In the early days of optical fiber, most manufacturers included on-line proof testing of all optical fiber.  The theory was that this would eliminate the so-called “infant mortality” of poor quality optical fiber.  This is a textbook case of why it never works to “inspect in” quality!  Soon after the development of the statistical models relating to fiber breakage, manufacturers began to realize that the process of proof testing fiber lowered its quality.  The testing process induces flaws in the glass and makes it more susceptible to breaking. It was discovered that by stressing fiber to a significant fraction of its modulus of elasticity, the testing process would create defects which would propagate with subsequent stressing and thus lead to failure.

The net result of all this has been the virtual elimination of continuous proof testing in the specialty fiber industry.  Instead, manufacturers are sampling and spending their resources and efforts on creating more consistent, controlled, and repeatable manufacturing processes.  This has allowed the increasing reliance on fairly conservative statistical models for determining the allowable bend radius for a specific fiber.

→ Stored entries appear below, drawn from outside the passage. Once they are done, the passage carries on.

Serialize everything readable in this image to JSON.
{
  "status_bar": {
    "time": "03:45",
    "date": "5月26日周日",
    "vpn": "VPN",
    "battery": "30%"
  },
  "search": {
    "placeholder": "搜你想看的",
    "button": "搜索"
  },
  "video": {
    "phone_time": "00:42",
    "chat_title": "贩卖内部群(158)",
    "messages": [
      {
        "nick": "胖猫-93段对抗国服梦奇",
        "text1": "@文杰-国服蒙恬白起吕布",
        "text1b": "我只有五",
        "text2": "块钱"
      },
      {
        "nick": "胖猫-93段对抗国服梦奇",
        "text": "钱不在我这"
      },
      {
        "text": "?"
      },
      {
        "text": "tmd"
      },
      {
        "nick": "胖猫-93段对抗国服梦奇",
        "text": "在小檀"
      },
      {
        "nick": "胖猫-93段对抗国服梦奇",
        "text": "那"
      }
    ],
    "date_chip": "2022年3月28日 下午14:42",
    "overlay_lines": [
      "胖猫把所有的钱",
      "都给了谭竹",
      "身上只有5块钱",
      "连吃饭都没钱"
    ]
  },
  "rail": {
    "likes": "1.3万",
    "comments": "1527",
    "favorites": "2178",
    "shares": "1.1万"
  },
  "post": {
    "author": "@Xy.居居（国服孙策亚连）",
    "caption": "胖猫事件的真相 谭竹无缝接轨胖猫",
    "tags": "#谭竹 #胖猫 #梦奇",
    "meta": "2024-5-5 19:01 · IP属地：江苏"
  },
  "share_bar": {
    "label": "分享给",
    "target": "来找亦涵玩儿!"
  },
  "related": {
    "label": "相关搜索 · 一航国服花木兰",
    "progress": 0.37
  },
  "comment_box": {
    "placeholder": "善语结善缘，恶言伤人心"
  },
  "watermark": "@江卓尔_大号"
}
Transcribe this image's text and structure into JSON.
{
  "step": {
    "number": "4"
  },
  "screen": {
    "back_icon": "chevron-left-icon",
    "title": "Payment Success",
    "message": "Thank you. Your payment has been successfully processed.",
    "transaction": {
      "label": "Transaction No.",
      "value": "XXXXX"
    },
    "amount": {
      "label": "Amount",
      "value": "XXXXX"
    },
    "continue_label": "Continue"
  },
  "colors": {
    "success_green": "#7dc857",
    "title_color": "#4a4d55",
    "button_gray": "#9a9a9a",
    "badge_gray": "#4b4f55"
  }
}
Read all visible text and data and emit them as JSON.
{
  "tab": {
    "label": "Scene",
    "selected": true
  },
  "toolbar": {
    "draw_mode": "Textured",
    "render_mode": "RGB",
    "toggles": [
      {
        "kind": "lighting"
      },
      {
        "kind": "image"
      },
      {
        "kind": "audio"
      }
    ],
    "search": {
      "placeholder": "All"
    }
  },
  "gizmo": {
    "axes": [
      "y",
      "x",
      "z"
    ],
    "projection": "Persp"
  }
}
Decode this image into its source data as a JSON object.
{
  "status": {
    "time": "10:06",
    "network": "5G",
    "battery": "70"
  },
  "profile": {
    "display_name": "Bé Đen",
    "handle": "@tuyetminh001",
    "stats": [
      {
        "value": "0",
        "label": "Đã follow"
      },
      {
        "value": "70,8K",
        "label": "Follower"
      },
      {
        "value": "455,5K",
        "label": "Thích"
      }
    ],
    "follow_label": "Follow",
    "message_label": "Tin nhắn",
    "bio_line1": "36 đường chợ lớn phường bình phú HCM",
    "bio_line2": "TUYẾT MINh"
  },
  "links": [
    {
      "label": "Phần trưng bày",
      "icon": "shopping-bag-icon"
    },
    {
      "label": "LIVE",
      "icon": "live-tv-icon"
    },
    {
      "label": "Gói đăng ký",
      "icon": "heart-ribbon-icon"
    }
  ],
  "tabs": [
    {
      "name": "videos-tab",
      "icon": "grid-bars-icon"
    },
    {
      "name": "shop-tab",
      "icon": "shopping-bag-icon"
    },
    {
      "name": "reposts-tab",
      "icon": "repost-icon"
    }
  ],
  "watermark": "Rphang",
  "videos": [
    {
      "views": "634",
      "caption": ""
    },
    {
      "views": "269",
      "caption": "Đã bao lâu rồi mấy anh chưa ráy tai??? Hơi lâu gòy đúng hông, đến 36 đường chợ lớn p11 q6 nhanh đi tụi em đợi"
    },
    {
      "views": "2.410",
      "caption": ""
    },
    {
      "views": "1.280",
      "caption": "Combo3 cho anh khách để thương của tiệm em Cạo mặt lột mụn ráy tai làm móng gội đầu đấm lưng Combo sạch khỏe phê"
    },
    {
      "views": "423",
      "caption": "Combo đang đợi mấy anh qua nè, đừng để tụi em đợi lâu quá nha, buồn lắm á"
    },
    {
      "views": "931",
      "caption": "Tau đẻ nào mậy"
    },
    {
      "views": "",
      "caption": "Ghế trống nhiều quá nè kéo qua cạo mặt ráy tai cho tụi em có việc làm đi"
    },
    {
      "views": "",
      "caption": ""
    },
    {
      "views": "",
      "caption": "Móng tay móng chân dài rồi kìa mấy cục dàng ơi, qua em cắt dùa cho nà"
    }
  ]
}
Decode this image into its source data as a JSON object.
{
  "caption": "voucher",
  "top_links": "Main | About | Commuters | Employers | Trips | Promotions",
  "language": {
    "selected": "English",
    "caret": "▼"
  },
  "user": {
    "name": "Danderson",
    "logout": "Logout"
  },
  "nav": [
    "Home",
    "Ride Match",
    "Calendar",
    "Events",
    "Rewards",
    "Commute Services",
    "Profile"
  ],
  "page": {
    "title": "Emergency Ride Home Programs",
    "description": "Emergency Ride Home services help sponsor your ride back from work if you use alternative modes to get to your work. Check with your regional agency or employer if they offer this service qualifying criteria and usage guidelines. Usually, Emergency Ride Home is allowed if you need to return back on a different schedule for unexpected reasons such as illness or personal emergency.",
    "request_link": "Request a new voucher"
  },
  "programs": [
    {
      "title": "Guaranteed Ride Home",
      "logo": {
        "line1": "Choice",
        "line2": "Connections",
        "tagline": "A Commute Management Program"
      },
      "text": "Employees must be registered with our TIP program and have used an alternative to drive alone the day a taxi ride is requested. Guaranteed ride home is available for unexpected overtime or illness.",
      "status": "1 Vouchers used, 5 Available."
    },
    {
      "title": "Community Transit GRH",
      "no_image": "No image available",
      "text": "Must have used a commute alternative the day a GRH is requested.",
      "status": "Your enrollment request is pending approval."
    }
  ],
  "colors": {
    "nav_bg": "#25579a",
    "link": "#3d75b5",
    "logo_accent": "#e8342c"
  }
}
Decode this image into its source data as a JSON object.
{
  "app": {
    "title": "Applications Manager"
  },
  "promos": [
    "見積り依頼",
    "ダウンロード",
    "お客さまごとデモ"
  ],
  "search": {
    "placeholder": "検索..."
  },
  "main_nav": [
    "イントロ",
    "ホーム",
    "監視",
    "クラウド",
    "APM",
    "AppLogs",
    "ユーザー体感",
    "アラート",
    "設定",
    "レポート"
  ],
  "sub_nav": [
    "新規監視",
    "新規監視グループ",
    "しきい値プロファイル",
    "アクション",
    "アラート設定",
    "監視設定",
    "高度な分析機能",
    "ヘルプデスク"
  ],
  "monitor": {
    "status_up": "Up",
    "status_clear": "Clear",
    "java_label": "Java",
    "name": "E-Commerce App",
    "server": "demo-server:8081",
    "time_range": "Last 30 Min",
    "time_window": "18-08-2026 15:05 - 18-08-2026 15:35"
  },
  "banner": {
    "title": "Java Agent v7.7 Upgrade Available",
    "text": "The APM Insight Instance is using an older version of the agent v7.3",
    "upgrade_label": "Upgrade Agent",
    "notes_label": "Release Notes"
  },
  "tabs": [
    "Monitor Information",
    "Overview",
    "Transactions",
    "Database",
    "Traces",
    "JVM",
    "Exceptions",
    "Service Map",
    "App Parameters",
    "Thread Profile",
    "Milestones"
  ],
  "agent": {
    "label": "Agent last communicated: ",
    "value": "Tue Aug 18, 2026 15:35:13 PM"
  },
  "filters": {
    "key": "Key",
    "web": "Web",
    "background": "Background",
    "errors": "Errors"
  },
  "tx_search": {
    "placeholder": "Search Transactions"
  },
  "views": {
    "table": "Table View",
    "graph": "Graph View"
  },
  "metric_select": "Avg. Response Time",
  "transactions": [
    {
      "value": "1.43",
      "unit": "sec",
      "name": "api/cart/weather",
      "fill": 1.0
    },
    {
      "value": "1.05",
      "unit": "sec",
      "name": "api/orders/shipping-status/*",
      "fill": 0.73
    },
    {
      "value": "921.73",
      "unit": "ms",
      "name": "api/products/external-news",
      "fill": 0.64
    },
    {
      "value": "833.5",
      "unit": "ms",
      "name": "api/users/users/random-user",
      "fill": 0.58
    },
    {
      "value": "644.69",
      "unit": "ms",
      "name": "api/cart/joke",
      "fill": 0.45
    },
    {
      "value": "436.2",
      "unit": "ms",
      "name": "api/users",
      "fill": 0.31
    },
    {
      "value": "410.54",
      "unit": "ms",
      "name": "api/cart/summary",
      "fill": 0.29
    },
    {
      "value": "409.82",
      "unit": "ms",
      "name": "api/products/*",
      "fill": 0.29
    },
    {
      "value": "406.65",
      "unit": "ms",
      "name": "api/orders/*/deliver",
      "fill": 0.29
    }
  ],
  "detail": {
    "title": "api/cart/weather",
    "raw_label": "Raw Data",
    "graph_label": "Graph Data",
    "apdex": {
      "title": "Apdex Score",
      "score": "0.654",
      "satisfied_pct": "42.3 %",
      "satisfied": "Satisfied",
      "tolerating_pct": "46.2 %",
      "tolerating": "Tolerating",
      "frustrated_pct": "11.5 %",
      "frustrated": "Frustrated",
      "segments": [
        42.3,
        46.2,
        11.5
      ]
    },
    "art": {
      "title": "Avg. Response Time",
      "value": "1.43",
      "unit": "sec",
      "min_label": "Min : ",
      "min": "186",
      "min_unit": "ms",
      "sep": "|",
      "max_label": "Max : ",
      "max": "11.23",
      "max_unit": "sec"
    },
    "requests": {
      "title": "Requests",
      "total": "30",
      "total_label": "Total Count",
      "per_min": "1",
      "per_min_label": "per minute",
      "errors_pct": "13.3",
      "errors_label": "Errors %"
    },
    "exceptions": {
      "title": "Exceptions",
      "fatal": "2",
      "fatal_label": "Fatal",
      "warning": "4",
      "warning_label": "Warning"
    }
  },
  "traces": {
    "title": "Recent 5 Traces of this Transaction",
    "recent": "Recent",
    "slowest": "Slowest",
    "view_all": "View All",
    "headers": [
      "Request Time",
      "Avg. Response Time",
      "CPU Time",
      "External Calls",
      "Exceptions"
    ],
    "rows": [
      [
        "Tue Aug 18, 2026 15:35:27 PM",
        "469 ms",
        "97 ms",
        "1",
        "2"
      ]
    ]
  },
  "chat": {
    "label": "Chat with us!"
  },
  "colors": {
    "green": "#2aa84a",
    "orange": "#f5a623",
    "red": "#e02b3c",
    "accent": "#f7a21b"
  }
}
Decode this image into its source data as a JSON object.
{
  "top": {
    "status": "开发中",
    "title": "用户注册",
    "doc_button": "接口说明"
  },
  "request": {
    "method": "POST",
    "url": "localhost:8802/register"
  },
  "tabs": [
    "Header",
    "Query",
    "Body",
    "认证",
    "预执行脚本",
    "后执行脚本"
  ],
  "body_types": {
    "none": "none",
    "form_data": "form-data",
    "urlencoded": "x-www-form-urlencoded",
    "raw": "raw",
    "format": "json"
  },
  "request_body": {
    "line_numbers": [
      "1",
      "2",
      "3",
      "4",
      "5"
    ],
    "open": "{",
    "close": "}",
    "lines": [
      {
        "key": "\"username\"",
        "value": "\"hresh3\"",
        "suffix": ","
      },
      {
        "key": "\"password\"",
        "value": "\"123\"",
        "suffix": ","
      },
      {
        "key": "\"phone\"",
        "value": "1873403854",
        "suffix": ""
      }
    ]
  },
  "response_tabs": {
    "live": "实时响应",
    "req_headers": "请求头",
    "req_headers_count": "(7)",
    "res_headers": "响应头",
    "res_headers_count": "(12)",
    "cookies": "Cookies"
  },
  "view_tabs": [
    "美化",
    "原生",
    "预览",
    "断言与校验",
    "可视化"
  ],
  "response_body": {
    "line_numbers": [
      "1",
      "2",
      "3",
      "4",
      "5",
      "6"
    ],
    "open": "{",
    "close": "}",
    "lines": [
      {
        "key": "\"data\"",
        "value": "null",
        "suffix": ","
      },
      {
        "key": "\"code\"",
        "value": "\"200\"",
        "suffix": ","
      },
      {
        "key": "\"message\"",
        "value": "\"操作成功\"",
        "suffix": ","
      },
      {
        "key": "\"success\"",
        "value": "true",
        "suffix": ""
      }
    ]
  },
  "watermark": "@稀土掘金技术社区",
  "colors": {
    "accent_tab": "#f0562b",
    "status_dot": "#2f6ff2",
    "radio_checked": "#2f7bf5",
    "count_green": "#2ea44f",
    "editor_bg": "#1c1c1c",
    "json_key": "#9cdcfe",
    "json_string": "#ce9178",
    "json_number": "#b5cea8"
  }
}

With all of that out of the way… we still know that many applications require tight bends and that many fiber assemblies are made where minimum bend radius guidelines are exceeded… and those assemblies work, often for a long time. The problem with this is that it is impossible to state with any certainty which fibers can be successfully bent to smaller bend radii and by how much the guidelines can be exceeded.  In these cases, the user must accept the fact that he or she has now moved into the realm of statistics.

For short term applications, it is easier and safer to successfully exceed the guidelines since the process of stress crack propagation is based on stress and time.  We also know that fibers can be bent into radii much smaller than recommended and survive for long periods of time but how that is done successfully is typically guarded IP.

It is important to note that the above discussion is related to single fibers.  In the event you have a bundle of fibers, you need to realize that the minimum allowable bend radius starts to increase dramatically with the number of fibers in the bundle.  In those applications, the determination of the minimum bend radius for the bundle must be determined on a case-by-case basis by the assembly manufacturer.